I recommend that we come up with a risk assessment and management committee to avoid future compliance issues. With all documents and information accessible, it will be easier for the risk management committee to identify and mitigate non-compliance risks on time.  I suggest we put in place rigorous compliance training for all employees. Again, the Power DMS management tool allows the healthcare -information technology administrators to track and link all of these areas: policies, signatures, and training (Thabit, 2019). The mentioned tool will be crucial to the risk management team. In this course of action, I applied the risk assessment component of COSO.

To avoid medical errors, I recommend four strategies: employees should follow proper medication reconciliation procedures. Nurses are obligated to ensure that organizational policies related to medication records are followed. Employees should Double check—or even triple-check—procedures, and everything should be documented. Of importance, employees should learn the institution’s medication administration guidelines, policies, and regulations. Following the mentioned strategies will alleviate life-threatening and death incidences for improved patient outcomes.

 

 

References

Bharadwaj, S. A., Yarravarapu, D., Reddy, S. C. K., Prudhvi, T., Sandeep, K. S. P., & Reddy, O. S. D. (2017, February). Enhancing healthcare using m-care box (monitoring non-compliance of medication). In 2017 International Conference on I-SMAC (IoT in Social, Mobile, Analytics, and Cloud)(I-SMAC) (pp. 352-356). IEEE.

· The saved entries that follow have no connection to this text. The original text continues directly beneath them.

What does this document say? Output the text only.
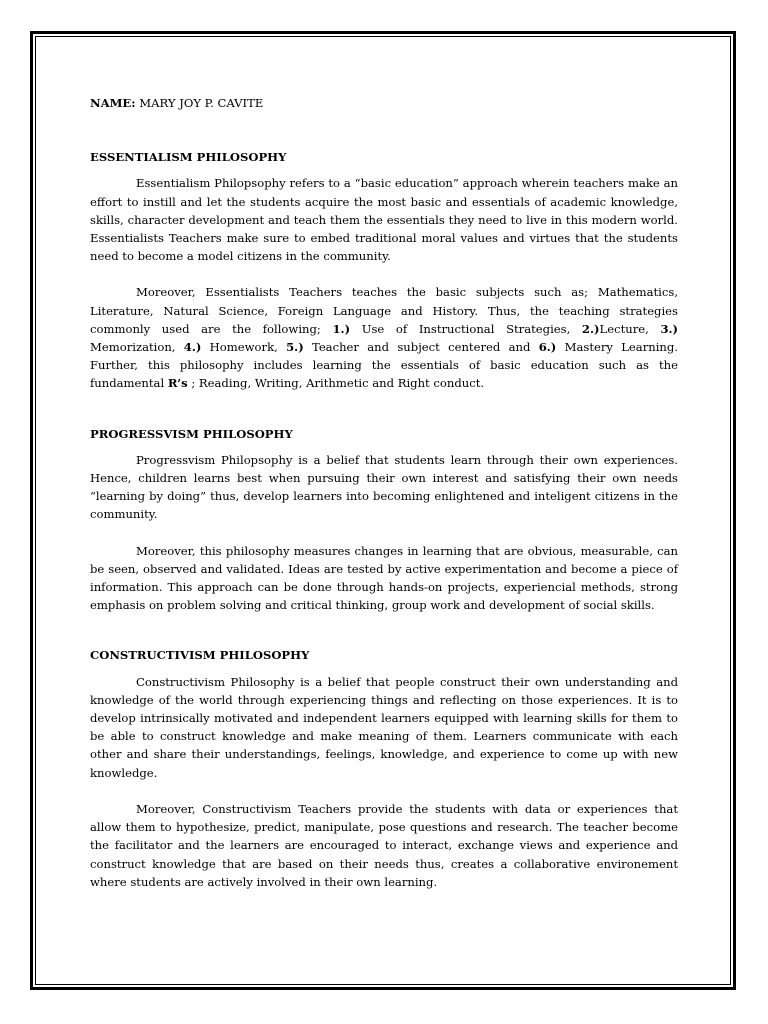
NAME: MARY JOY P. CAVITE

ESSENTIALISM PHILOSOPHY

Essentialism Philopsophy refers to a “basic education” approach wherein teachers make an effort to instill and let the students acquire the most basic and essentials of academic knowledge, skills, character development and teach them the essentials they need to live in this modern world. Essentialists Teachers make sure to embed traditional moral values and virtues that the students need to become a model citizens in the community.

Moreover, Essentialists Teachers teaches the basic subjects such as; Mathematics, Literature, Natural Science, Foreign Language and History. Thus, the teaching strategies commonly used are the following; 1.) Use of Instructional Strategies, 2.)Lecture, 3.) Memorization, 4.) Homework, 5.) Teacher and subject centered and 6.) Mastery Learning. Further, this philosophy includes learning the essentials of basic education such as the fundamental R’s ; Reading, Writing, Arithmetic and Right conduct.

PROGRESSVISM PHILOSOPHY

Progressvism Philopsophy is a belief that students learn through their own experiences. Hence, children learns best when pursuing their own interest and satisfying their own needs “learning by doing” thus, develop learners into becoming enlightened and inteligent citizens in the community.

Moreover, this philosophy measures changes in learning that are obvious, measurable, can be seen, observed and validated. Ideas are tested by active experimentation and become a piece of information. This approach can be done through hands-on projects, experiencial methods, strong emphasis on problem solving and critical thinking, group work and development of social skills.

CONSTRUCTIVISM PHILOSOPHY

Constructivism Philosophy is a belief that people construct their own understanding and knowledge of the world through experiencing things and reflecting on those experiences. It is to develop intrinsically motivated and independent learners equipped with learning skills for them to be able to construct knowledge and make meaning of them. Learners communicate with each other and share their understandings, feelings, knowledge, and experience to come up with new knowledge.

Moreover, Constructivism Teachers provide the students with data or experiences that allow them to hypothesize, predict, manipulate, pose questions and research. The teacher become the facilitator and the learners are encouraged to interact, exchange views and experience and construct knowledge that are based on their needs thus, creates a collaborative environement where students are actively involved in their own learning.
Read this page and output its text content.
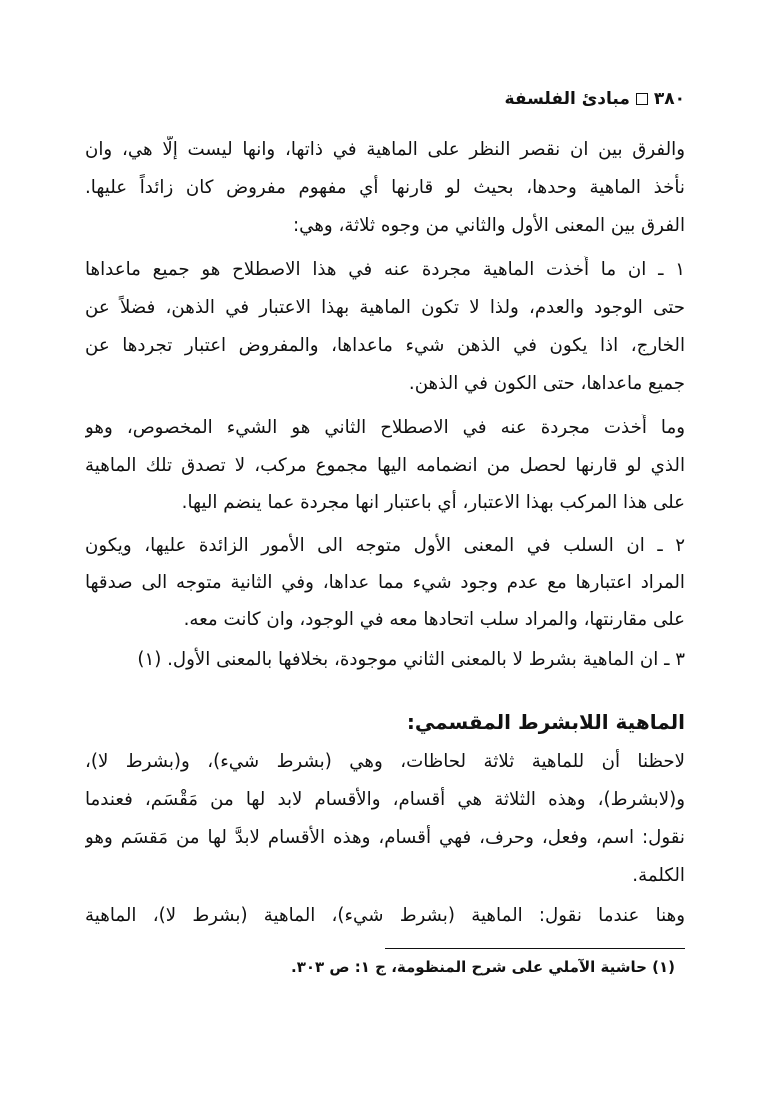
٣٨٠
مبادئ الفلسفة
والفرق بين ان نقصر النظر على الماهية في ذاتها، وانها ليست إلّا هي، وان
نأخذ الماهية وحدها، بحيث لو قارنها أي مفهوم مفروض كان زائداً عليها.
الفرق بين المعنى الأول والثاني من وجوه ثلاثة، وهي:
١ ـ ان ما أُخذت الماهية مجردة عنه في هذا الاصطلاح هو جميع ماعداها
حتى الوجود والعدم، ولذا لا تكون الماهية بهذا الاعتبار في الذهن، فضلاً عن
الخارج، اذا يكون في الذهن شيء ماعداها، والمفروض اعتبار تجردها عن
جميع ماعداها، حتى الكون في الذهن.
وما أُخذت مجردة عنه في الاصطلاح الثاني هو الشيء المخصوص، وهو
الذي لو قارنها لحصل من انضمامه اليها مجموع مركب، لا تصدق تلك الماهية
على هذا المركب بهذا الاعتبار، أي باعتبار انها مجردة عما ينضم اليها.
٢ ـ ان السلب في المعنى الأول متوجه الى الأمور الزائدة عليها، ويكون
المراد اعتبارها مع عدم وجود شيء مما عداها، وفي الثانية متوجه الى صدقها
على مقارنتها، والمراد سلب اتحادها معه في الوجود، وان كانت معه.
٣ ـ ان الماهية بشرط لا بالمعنى الثاني موجودة، بخلافها بالمعنى الأول. (١)
الماهية اللابشرط المقسمي:
لاحظنا أن للماهية ثلاثة لحاظات، وهي (بشرط شيء)، و(بشرط لا)،
و(لابشرط)، وهذه الثلاثة هي أقسام، والأقسام لابد لها من مَقْسَم، فعندما
نقول: اسم، وفعل، وحرف، فهي أقسام، وهذه الأقسام لابدَّ لها من مَقسَم وهو
الكلمة.
وهنا عندما نقول: الماهية (بشرط شيء)، الماهية (بشرط لا)، الماهية
(١) حاشية الآملي على شرح المنظومة، ج ١: ص ٣٠٣.
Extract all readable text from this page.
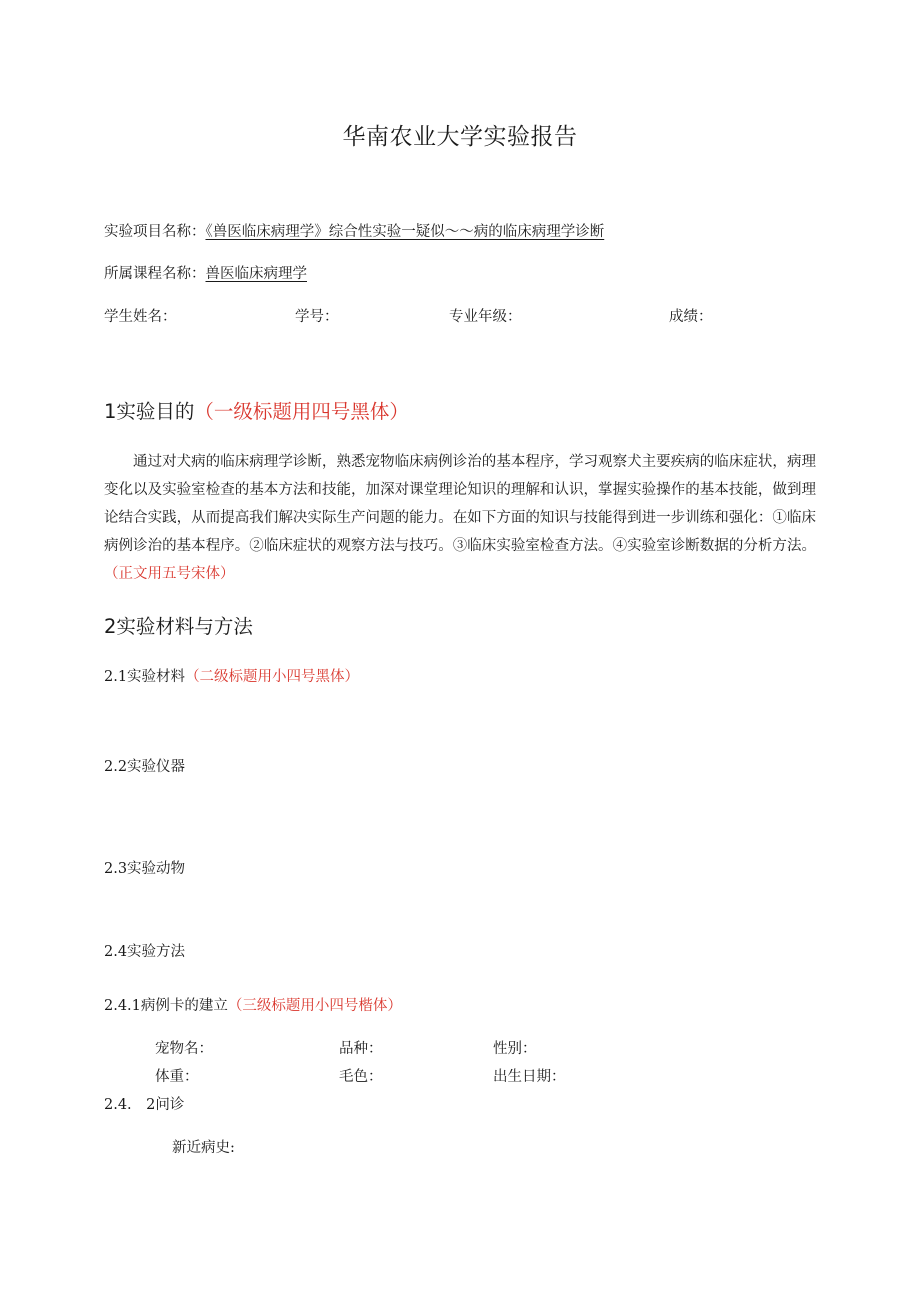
华南农业大学实验报告
实验项目名称：《兽医临床病理学》综合性实验一疑似～～病的临床病理学诊断
所属课程名称：兽医临床病理学
学生姓名：	学号：	专业年级：	成绩：
1实验目的（一级标题用四号黑体）
通过对犬病的临床病理学诊断，熟悉宠物临床病例诊治的基本程序，学习观察犬主要疾病的临床症状，病理变化以及实验室检查的基本方法和技能，加深对课堂理论知识的理解和认识，掌握实验操作的基本技能，做到理论结合实践，从而提高我们解决实际生产问题的能力。在如下方面的知识与技能得到进一步训练和强化：①临床病例诊治的基本程序。②临床症状的观察方法与技巧。③临床实验室检查方法。④实验室诊断数据的分析方法。（正文用五号宋体）
2实验材料与方法
2.1实验材料（二级标题用小四号黑体）
2.2实验仪器
2.3实验动物
2.4实验方法
2.4.1病例卡的建立（三级标题用小四号楷体）
宠物名：	品种：	性别：
体重：	毛色：	出生日期：
2.4.　2问诊
新近病史:
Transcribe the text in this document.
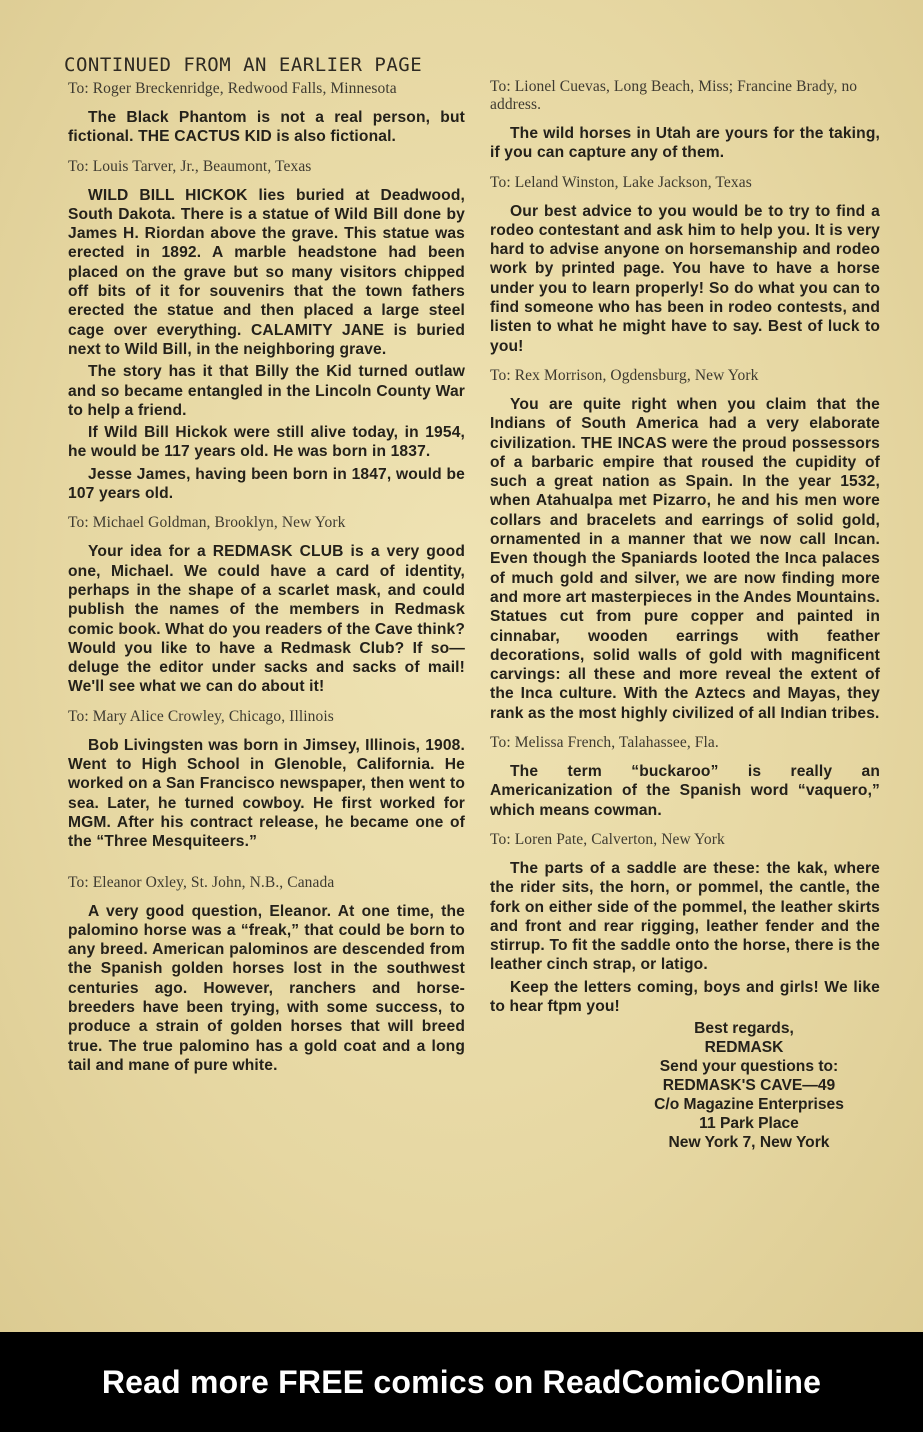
CONTINUED FROM AN EARLIER PAGE
To: Roger Breckenridge, Redwood Falls, Minnesota

The Black Phantom is not a real person, but fictional. THE CACTUS KID is also fictional.

To: Louis Tarver, Jr., Beaumont, Texas

WILD BILL HICKOK lies buried at Deadwood, South Dakota. There is a statue of Wild Bill done by James H. Riordan above the grave. This statue was erected in 1892. A marble headstone had been placed on the grave but so many visitors chipped off bits of it for souvenirs that the town fathers erected the statue and then placed a large steel cage over everything. CALAMITY JANE is buried next to Wild Bill, in the neighboring grave.

The story has it that Billy the Kid turned outlaw and so became entangled in the Lincoln County War to help a friend.

If Wild Bill Hickok were still alive today, in 1954, he would be 117 years old. He was born in 1837.

Jesse James, having been born in 1847, would be 107 years old.

To: Michael Goldman, Brooklyn, New York

Your idea for a REDMASK CLUB is a very good one, Michael. We could have a card of identity, perhaps in the shape of a scarlet mask, and could publish the names of the members in Redmask comic book. What do you readers of the Cave think? Would you like to have a Redmask Club? If so—deluge the editor under sacks and sacks of mail! We'll see what we can do about it!

To: Mary Alice Crowley, Chicago, Illinois

Bob Livingsten was born in Jimsey, Illinois, 1908. Went to High School in Glenoble, California. He worked on a San Francisco newspaper, then went to sea. Later, he turned cowboy. He first worked for MGM. After his contract release, he became one of the “Three Mesquiteers.”

To: Eleanor Oxley, St. John, N.B., Canada

A very good question, Eleanor. At one time, the palomino horse was a “freak,” that could be born to any breed. American palominos are descended from the Spanish golden horses lost in the southwest centuries ago. However, ranchers and horse-breeders have been trying, with some success, to produce a strain of golden horses that will breed true. The true palomino has a gold coat and a long tail and mane of pure white.

To: Lionel Cuevas, Long Beach, Miss; Francine Brady, no address.

The wild horses in Utah are yours for the taking, if you can capture any of them.

To: Leland Winston, Lake Jackson, Texas

Our best advice to you would be to try to find a rodeo contestant and ask him to help you. It is very hard to advise anyone on horsemanship and rodeo work by printed page. You have to have a horse under you to learn properly! So do what you can to find someone who has been in rodeo contests, and listen to what he might have to say. Best of luck to you!

To: Rex Morrison, Ogdensburg, New York

You are quite right when you claim that the Indians of South America had a very elaborate civilization. THE INCAS were the proud possessors of a barbaric empire that roused the cupidity of such a great nation as Spain. In the year 1532, when Atahualpa met Pizarro, he and his men wore collars and bracelets and earrings of solid gold, ornamented in a manner that we now call Incan. Even though the Spaniards looted the Inca palaces of much gold and silver, we are now finding more and more art masterpieces in the Andes Mountains. Statues cut from pure copper and painted in cinnabar, wooden earrings with feather decorations, solid walls of gold with magnificent carvings: all these and more reveal the extent of the Inca culture. With the Aztecs and Mayas, they rank as the most highly civilized of all Indian tribes.

To: Melissa French, Talahassee, Fla.

The term “buckaroo” is really an Americanization of the Spanish word “vaquero,” which means cowman.

To: Loren Pate, Calverton, New York

The parts of a saddle are these: the kak, where the rider sits, the horn, or pommel, the cantle, the fork on either side of the pommel, the leather skirts and front and rear rigging, leather fender and the stirrup. To fit the saddle onto the horse, there is the leather cinch strap, or latigo.

Keep the letters coming, boys and girls! We like to hear ftpm you!

Best regards,
REDMASK
Send your questions to:
REDMASK'S CAVE—49
C/o Magazine Enterprises
11 Park Place
New York 7, New York
Read more FREE comics on ReadComicOnline
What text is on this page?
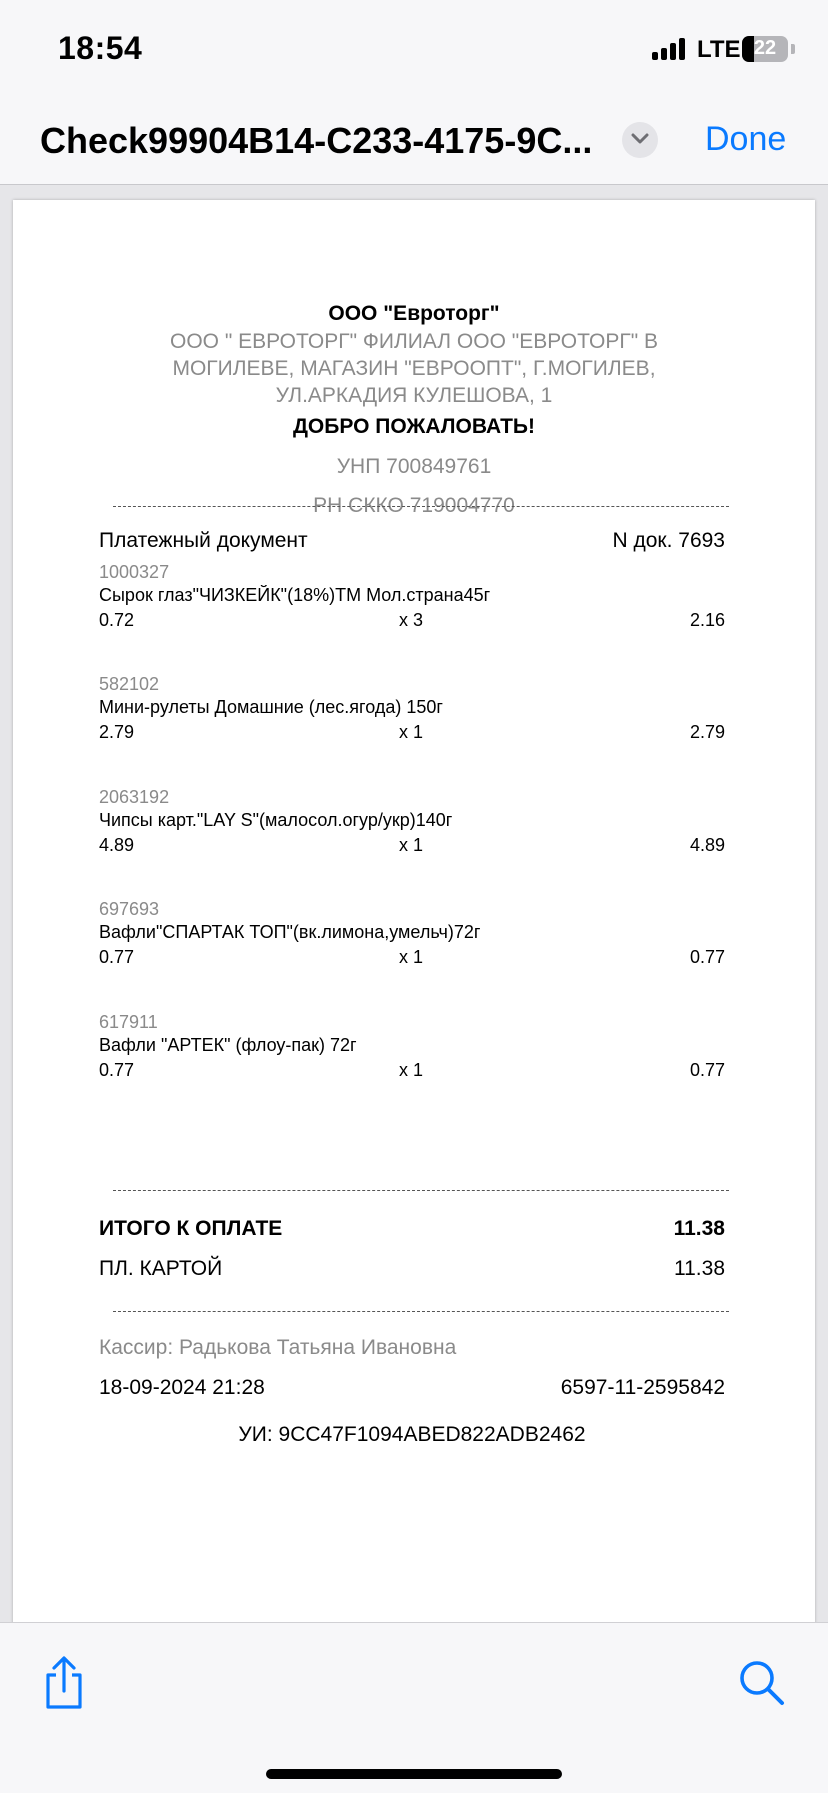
18:54	LTE 22
Check99904B14-C233-4175-9C...	Done
ООО "Евроторг"
ООО " ЕВРОТОРГ" ФИЛИАЛ ООО "ЕВРОТОРГ" В МОГИЛЕВЕ, МАГАЗИН "ЕВРООПТ", Г.МОГИЛЕВ, УЛ.АРКАДИЯ КУЛЕШОВА, 1
ДОБРО ПОЖАЛОВАТЬ!
УНП 700849761
РН СККО 719004770
Платежный документ	N док. 7693
1000327
Сырок глаз"ЧИЗКЕЙК"(18%)ТМ Мол.страна45г
0.72	x 3	2.16
582102
Мини-рулеты Домашние (лес.ягода) 150г
2.79	x 1	2.79
2063192
Чипсы карт."LAY S"(малосол.огур/укр)140г
4.89	x 1	4.89
697693
Вафли"СПАРТАК ТОП"(вк.лимона,умельч)72г
0.77	x 1	0.77
617911
Вафли "АРТЕК" (флоу-пак) 72г
0.77	x 1	0.77
ИТОГО К ОПЛАТЕ	11.38
ПЛ. КАРТОЙ	11.38
Кассир: Радькова Татьяна Ивановна
18-09-2024 21:28	6597-11-2595842
УИ: 9CC47F1094ABED822ADB2462
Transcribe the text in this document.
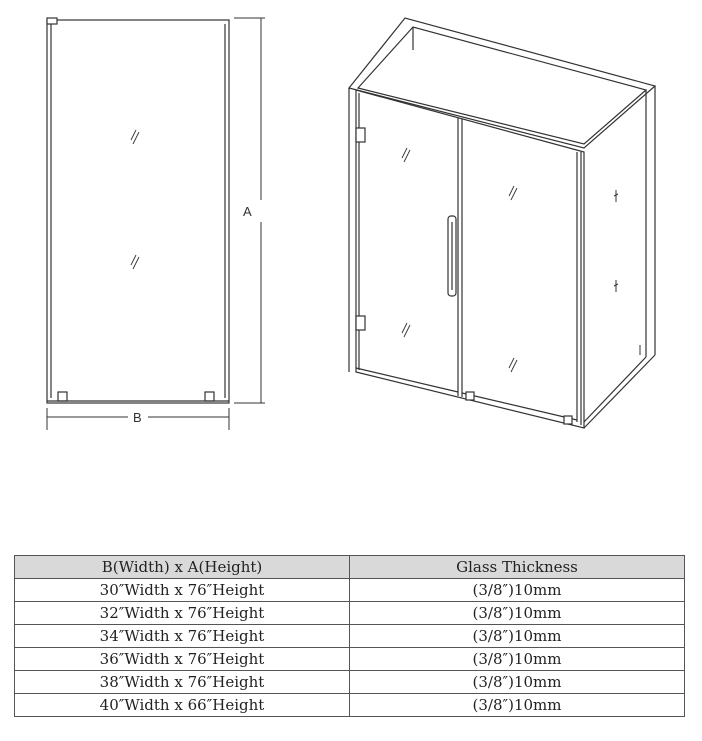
A
B
B(Width) x A(Height)	Glass Thickness
30″Width x 76″Height	(3/8″)10mm
32″Width x 76″Height	(3/8″)10mm
34″Width x 76″Height	(3/8″)10mm
36″Width x 76″Height	(3/8″)10mm
38″Width x 76″Height	(3/8″)10mm
40″Width x 66″Height	(3/8″)10mm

Bognár, F., & Benedek, P. (2021). A Novel Risk Assessment Methodology: A Case Study of the PRISM Methodology in a Compliance Management Sensitive Sector. Acta Polytechnica Hungarica, 18(7).

CFR § 312.32 IND safety reporting code (2020). Retrieved from https://www.accessdata.fda.gov/scripts/cdrh/cfdocs/cfcfr/cfrsearch.cfm?fr=312.32

Park, K., Qin, J., Seidel, T., & Zhou, J. (2021). Determinants and consequences of non-compliance with the 2013 COSO framework. Journal of Accounting and Public Policy, 106899.

Thabit, T. (2019, April). Determining the effectiveness of internal controls in enterprise risk management based on COSO recommendations. In International Conference on Accounting, Business Economics and Politics.